Movie Review: Doctor Strange (Danny F. Santos)

Lively Doctor Strange breathes new life into Marvel Universe (CTV News)

This is the champagne of Marvel movies (Global News)

Movie Review 360 (reviews Doctor Strange & Fury)

The First 10 Pages – Austin Film Festival

Lindsay Doran

For a new screenwriter trying to break his or her way into the film or television industries, one of the toughest tasks is getting someone to read your script. But even if you can get someone to crack that front page, the job isn’t done. You have to catch the reader’s attention and you may only have 30 or 10 or maybe a single page in which to do so.

At the 2013 Austin Film Festival in October, producer Lindsay Doran presided over a session called The First Ten Pages, which examined the opening pages of five scripts from people who had submitted to the screenplay competition. Below are some of her general thoughts on telltale trouble spots.

1. Boring title: From the cover itself, the title should grab the reader’s attention. Ideally, it will trigger a question in the reader’s mind or play with the reader’s imagination. Can you imply action or hint at something interesting inside. Don’t be vague or boring.

2. Story doesn’t begin: So often, the writer spends the first ten pages simply setting up the real world and its cast of characters that he or she forgets to actually start the action of the story. Without starting the story, you risk boring the reader.

3. Not actually a comedy: Presumably, she is talking here about comedy scripts that aren’t comedic. Funny is subjective, but is the movie actually a comedy or light drama, which Doran described as a bad place to be. If the writer is heading in that direction, perhaps it is better to write a drama that incorporates humour as a form of relief or due to specific characters.

4. Unlikeable main character: Not to say that the protagonist has to be a good person, but that the reader has no reason to root for him or her.
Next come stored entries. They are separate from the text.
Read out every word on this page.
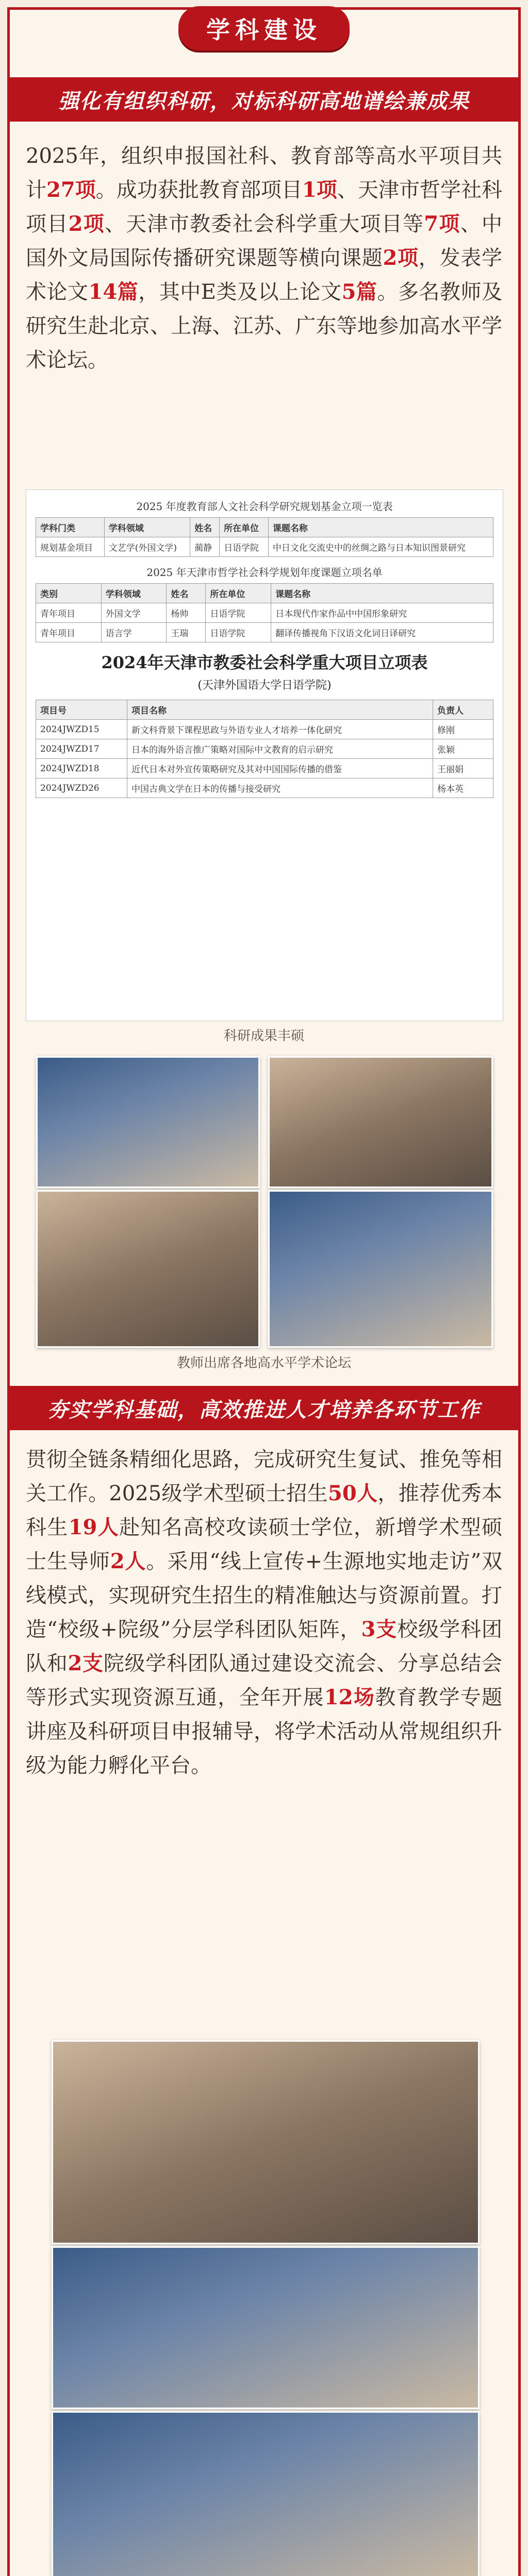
学科建设
强化有组织科研，对标科研高地谱绘兼成果
2025年，组织申报国社科、教育部等高水平项目共计27项。成功获批教育部项目1项、天津市哲学社科项目2项、天津市教委社会科学重大项目等7项、中国外文局国际传播研究课题等横向课题2项，发表学术论文14篇，其中E类及以上论文5篇。多名教师及研究生赴北京、上海、江苏、广东等地参加高水平学术论坛。
2025 年度教育部人文社会科学研究规划基金立项一览表
学科门类	学科领域	姓名	所在单位	课题名称
规划基金项目	文艺学(外国文学)	蔺静	日语学院	中日文化交流史中的丝绸之路与日本知识图景研究
2025 年天津市哲学社会科学规划年度课题立项名单
类别	学科领域	姓名	所在单位	课题名称
青年项目	外国文学	杨帅	日语学院	日本现代作家作品中中国形象研究
青年项目	语言学	王瑞	日语学院	翻译传播视角下汉语文化词日译研究
2024年天津市教委社会科学重大项目立项表
(天津外国语大学日语学院)
项目号	项目名称	负责人
2024JWZD15	新文科背景下课程思政与外语专业人才培养一体化研究	修刚
2024JWZD17	日本的海外语言推广策略对国际中文教育的启示研究	张颖
2024JWZD18	近代日本对外宣传策略研究及其对中国国际传播的借鉴	王丽娟
2024JWZD26	中国古典文学在日本的传播与接受研究	杨本英
科研成果丰硕
教师出席各地高水平学术论坛
夯实学科基础，高效推进人才培养各环节工作
贯彻全链条精细化思路，完成研究生复试、推免等相关工作。2025级学术型硕士招生50人，推荐优秀本科生19人赴知名高校攻读硕士学位，新增学术型硕士生导师2人。采用“线上宣传+生源地实地走访”双线模式，实现研究生招生的精准触达与资源前置。打造“校级+院级”分层学科团队矩阵，3支校级学科团队和2支院级学科团队通过建设交流会、分享总结会等形式实现资源互通，全年开展12场教育教学专题讲座及科研项目申报辅导，将学术活动从常规组织升级为能力孵化平台。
Show us the human side of the protagonist that helps to explain why he or she is redeemable or needs the reader’s support.

5. Too many characters: One script Doran reviewed introduced 7 characters on the first page alone, which aside from being a lot to take in, left the readers with little sense of who the protagonist in the story was. As well, it was difficult to determine how these multiple characters related. Even with an ensemble piece, it is possible to introduce the characters more slowly, perhaps only introducing one subplot at a time.

6. Obstacles without stakes: While it is important to present the protagonist with challenges, the rising conflict, for the reader to engage in the story, those challenges must have important implications to the future of the protagonist. Delaying the protagonist from making it to the office is one thing, but make sure the reader understands why it is so important for the protagonist to make it to the office and what happens if the character doesn’t.

7. Confusing: Doran suggests there is a fine line between intriguing and confusing. If the reader finds him or herself lost while coursing through the opening 10 pages, he or she is unlikely to press further into the story.

8. Transparent exposition: On the flip side, make sure that any important bit of information is woven within the fabric of the narrative and/or dialogue and not simply plopped on the page. Clumsy, transparent exposition lifts the reader out of the story simply because it doesn’t flow and almost seems like a side thought.

9. Comedy based on a superficial world: Again, assuming a comedy, does the writer really understand the world she describes or is she simply aiming for cheap, cliché laughs at a well known environment and archetype? The Devil Wears Prada is a good example of a movie that went deep inside the fashion industry and avoided the superficial jokes about models, designers and photographers.

10. The three most terrifying words in the history of the American screenplay: Here Doran was being a bit playful, but wanted to make the point that it is difficult to get people to read a screenplay about a mature woman from outside the United States. Any one of those protagonist features is hard enough to promote, but to have all three is screenplay suicide, according to Doran.